Gene Expression Microarray Analysis Of Archival FFPE SamplesSource: Agilent Technologies
By Anne Bergstom Lucas and Gary Lin, Agilent Technologies
Microarray-based gene expression hybridization is a powerful and proven technique for studying differential gene expression signatures in cancer. RNA extracted from freshly frozen tissues is optimal for microarray analysis; however, in many cases, formalin-fixed paraffin-embedded (FFPE) tissues are the only samples available. To work with these difficult samples, Agilent has developed an FFPE sample protocol optimized for use with Agilent gene expression microarrays. To test the effectiveness of this protocol, total RNA was extracted from a quadruplicate set of colon tumor (adenocarcinoma), and matched normal colon FFPE and fresh frozen tissues. RNA purity and quality were determined, and the RNA was amplified using a system in which a reverse transcription-generated cDNA library is subjected to limited PCR amplification.
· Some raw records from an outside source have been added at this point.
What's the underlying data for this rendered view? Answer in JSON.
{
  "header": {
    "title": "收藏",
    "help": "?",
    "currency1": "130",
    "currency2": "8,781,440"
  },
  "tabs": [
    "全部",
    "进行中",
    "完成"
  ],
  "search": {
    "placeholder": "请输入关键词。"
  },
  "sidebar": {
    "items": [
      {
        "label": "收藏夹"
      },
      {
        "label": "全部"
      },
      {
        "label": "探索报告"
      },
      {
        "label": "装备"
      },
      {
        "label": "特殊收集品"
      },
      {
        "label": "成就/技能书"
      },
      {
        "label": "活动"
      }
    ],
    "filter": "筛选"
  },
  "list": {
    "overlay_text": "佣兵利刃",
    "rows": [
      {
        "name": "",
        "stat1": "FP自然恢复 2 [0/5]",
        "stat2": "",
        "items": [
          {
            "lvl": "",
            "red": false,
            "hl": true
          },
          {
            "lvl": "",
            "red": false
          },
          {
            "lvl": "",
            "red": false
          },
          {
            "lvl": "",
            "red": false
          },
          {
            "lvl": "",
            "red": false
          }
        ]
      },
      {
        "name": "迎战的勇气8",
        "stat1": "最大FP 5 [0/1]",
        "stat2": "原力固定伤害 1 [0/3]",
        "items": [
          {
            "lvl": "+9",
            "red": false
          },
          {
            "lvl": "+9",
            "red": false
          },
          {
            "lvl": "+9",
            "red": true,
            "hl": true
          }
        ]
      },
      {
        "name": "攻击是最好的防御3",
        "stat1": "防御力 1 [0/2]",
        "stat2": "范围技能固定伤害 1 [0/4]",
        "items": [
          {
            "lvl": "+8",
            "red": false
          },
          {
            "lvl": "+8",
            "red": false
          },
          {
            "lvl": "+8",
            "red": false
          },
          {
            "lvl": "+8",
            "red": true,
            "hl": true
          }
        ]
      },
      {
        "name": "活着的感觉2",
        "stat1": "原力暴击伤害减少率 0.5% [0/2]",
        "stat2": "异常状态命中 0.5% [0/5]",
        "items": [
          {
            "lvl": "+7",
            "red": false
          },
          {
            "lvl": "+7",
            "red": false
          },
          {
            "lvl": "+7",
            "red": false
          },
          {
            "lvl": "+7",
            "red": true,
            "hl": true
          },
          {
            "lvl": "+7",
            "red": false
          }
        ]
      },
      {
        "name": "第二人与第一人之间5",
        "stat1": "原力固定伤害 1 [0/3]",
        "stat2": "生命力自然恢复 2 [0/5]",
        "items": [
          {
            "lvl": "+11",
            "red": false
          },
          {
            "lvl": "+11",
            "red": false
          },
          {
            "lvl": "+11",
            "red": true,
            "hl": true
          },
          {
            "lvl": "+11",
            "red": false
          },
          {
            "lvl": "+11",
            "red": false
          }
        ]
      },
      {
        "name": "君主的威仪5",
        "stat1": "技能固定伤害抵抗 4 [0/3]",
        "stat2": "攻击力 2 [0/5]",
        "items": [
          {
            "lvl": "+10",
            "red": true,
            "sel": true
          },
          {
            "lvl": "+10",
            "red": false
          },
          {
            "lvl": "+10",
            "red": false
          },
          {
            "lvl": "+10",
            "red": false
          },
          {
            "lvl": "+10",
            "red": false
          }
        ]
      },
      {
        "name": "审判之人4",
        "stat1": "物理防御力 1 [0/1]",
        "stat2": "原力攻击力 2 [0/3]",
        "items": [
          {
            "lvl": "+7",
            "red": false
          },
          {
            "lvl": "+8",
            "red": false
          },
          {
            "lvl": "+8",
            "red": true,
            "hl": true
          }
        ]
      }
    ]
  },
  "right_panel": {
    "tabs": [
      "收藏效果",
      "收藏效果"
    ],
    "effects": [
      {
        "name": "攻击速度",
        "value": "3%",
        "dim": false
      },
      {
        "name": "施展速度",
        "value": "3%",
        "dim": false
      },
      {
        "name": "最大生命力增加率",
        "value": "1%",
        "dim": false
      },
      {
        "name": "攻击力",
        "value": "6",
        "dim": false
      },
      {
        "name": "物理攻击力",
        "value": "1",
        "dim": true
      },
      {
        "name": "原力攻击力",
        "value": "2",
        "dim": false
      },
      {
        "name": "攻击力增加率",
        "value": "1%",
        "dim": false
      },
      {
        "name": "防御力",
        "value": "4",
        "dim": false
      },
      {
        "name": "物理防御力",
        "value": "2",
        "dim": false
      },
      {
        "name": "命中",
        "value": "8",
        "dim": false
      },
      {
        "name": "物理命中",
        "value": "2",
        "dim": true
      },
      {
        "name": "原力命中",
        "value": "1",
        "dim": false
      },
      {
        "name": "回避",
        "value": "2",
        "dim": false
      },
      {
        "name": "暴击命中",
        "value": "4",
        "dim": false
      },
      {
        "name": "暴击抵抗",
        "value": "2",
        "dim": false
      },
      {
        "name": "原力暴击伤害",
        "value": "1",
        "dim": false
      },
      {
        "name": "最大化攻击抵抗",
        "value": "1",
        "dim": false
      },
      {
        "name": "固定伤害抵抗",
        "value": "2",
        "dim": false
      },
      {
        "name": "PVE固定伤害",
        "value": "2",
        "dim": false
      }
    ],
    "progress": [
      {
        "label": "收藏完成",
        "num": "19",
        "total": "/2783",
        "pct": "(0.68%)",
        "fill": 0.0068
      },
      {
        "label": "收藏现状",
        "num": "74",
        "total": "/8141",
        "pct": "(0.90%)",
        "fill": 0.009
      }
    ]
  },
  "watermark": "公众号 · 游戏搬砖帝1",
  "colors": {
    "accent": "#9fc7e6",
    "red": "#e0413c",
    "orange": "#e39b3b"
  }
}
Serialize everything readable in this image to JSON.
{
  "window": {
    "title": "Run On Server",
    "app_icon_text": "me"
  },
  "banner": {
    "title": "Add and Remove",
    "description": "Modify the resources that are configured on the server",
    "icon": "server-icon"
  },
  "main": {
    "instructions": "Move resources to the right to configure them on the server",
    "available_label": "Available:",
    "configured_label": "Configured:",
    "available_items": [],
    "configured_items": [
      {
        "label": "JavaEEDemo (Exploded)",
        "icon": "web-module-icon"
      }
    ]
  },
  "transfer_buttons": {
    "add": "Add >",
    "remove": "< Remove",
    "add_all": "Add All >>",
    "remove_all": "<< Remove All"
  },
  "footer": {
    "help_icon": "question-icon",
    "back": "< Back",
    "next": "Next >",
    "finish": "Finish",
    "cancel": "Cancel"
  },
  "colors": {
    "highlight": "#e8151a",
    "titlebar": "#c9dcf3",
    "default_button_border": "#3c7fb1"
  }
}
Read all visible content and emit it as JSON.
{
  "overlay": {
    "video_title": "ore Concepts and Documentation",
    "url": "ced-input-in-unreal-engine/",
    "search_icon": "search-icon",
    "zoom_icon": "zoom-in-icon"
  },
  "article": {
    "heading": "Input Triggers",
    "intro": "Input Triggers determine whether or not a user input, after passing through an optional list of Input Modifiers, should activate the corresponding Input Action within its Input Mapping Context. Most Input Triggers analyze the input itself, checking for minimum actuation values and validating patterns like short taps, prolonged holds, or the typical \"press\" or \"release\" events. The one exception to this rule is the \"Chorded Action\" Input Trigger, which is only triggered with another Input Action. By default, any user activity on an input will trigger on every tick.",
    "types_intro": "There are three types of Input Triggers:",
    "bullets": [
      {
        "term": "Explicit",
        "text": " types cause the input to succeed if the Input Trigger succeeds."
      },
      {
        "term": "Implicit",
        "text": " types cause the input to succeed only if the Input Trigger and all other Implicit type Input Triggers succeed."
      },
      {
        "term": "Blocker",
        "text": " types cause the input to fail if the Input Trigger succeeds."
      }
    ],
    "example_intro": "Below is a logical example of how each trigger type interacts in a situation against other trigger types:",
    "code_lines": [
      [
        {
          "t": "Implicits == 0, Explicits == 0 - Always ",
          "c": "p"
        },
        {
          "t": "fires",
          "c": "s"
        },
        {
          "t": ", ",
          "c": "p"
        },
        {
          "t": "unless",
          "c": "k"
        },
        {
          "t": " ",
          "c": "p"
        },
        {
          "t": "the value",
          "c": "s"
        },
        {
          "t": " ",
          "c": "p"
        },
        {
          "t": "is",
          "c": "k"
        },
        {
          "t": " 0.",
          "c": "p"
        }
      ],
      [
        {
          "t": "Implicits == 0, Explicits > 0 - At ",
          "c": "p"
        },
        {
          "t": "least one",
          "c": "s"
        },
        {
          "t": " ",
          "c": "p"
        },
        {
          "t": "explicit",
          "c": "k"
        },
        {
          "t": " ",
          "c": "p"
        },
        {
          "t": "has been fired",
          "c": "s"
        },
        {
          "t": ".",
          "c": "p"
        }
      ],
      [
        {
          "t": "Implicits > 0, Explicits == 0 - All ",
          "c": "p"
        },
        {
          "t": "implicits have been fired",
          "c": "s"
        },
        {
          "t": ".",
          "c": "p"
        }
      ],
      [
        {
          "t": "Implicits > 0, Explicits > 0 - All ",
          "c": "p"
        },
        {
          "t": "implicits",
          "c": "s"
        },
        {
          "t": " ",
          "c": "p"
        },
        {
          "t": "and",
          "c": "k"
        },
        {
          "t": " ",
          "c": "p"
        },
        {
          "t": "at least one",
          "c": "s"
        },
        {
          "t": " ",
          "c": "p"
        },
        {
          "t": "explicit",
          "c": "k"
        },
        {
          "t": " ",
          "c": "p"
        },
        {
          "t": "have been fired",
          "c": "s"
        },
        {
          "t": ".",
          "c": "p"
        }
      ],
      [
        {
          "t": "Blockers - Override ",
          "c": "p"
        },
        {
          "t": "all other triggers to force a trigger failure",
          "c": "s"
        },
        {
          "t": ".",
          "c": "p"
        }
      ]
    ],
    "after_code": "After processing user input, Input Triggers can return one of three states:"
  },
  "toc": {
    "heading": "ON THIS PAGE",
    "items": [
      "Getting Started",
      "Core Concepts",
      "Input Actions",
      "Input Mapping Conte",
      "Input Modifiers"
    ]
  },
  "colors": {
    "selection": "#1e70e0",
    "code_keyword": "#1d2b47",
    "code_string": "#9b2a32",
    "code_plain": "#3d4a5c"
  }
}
The resulting cDNA target was chemically labeled. Analysis of the microarray results revealed a reduced sensitivity of detection for the FFPE-derived RNA samples; however, the lists of detected genes showed high overlap between the FFPE and frozen samples. Comparison of gene expression signals demonstrated excellent assay reproducibility between the technical replicates. Principal component analysis of array signals demonstrated clear separation between the tumor and normal samples with grouping of replicate samples. Statistical analysis of the expression level variations between tumor and normal samples revealed that both the FFPE and frozen samples had more than 2200 genes with a fold-change greater than 2 with a corrected p-value of 0.05 or less. The FFPE and frozen samples showed good concordance of tumor vs. normal log2 ratios with few anti-correlated genes.